Former KKK Grand Wizard Don Black launched Stormfront on March 27, 1995. Posts exceed 12 million, ramping up since the 2016 election season. Panofsky and Donovan’s report has a lot of sociology speak, such as “scholars of whiteness” and “affiliative self-fashioning,” amid some quite alarming posts – yet also reveals a sophisticated understanding of genetics from some contributors.


“We are the voice of the new, embattled White minority!”proclaims the bold, blood-tinged-hued message on the opening page of Stormfront, the “community of racial realists and idealists.” It’s a site for white nationalists, who are a little less extreme than white supremacists, who want to dominate the world from their pinnacle of a perceived racial hierarchy. The Stormfronters seem more concerned with establishing their white purity – defined as “non-Jewish people of wholly European descent.”

Yet the lines between white nationalist and supremacist blur, as Stormfront states, “If Blacks or Mexicans become a majority, then they will not be able to maintain the White man’s social, cultural and economic systems because they do not have to (sic) minds needed to do so.”

The idea of white rights is rather new, catalyzed by the revolts of the truly marginalized, murdered, abused, ignored, and enslaved.
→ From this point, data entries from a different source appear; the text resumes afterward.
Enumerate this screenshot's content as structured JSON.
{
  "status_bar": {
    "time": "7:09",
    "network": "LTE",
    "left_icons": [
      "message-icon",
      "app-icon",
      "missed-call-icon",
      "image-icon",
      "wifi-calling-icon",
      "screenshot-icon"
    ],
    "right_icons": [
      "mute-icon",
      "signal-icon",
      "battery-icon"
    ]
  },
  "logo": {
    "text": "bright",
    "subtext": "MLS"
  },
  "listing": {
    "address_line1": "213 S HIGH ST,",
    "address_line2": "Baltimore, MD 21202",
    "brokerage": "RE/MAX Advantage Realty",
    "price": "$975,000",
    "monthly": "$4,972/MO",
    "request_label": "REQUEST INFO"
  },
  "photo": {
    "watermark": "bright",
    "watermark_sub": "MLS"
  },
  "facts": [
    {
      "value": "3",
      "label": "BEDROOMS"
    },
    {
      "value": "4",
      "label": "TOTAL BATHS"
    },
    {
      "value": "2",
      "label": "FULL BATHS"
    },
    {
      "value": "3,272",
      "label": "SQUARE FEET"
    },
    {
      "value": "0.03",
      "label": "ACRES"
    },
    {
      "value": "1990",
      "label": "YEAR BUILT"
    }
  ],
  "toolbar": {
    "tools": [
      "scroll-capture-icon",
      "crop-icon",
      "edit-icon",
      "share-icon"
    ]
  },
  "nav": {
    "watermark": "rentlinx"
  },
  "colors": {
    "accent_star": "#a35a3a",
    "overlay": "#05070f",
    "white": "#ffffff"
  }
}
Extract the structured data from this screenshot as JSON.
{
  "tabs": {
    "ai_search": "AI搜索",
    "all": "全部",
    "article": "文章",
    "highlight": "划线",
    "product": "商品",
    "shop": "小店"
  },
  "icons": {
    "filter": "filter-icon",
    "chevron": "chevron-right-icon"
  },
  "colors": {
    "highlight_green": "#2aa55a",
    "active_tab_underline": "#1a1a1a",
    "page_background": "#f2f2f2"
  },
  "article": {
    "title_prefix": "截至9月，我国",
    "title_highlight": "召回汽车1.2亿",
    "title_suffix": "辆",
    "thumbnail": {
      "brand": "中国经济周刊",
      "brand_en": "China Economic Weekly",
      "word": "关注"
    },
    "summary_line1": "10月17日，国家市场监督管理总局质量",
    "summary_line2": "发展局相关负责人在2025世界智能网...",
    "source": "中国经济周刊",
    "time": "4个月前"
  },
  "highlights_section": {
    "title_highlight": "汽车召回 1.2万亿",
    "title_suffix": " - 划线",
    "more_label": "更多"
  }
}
In the past, whiteness was equated to lack of race, much as I thought as a child of vanilla as a lack of chocolate. Use of genetic ancestry testing to confirm one’s concept of pure whiteness is also somewhat new, a subversion of technology that is disturbing to this geneticist whose grandparents escaped the pogroms of eastern Europe.

Of the 153 folks on Stormfront brave enough to post their genetic ancestry test results, 53 were relieved. “Pretty much what I expected but it was good to get it confirmed,” proclaimed one. A participant named Sloth found out he has “pretty damn pure blood” from Scandinavia, the British Isles, and Iceland, prompting him to plan a getaway to Iceland and get a Thor’s hammer tattoo. Another relieved Stormfronter, worried that “Their (sic) might be American indian or jew in the mix because I tan really easily,” was happy to learn he’s “100% white! HURRAY!”

The other 100 genetic test-takers weren’t so thrilled with their results, seeking excuses. My favorite: “These companies are quite liberal about ensuring every white person gets a little sprinkling of non-white DNA (we know who owns and runs these companies).” ErikTheWhite helpfully added that the genetic testing company 23andMe is deploying Jewish DNA to create bioweapons to kill pure whites as if the DNA replication machinery checks in with the religion of the person.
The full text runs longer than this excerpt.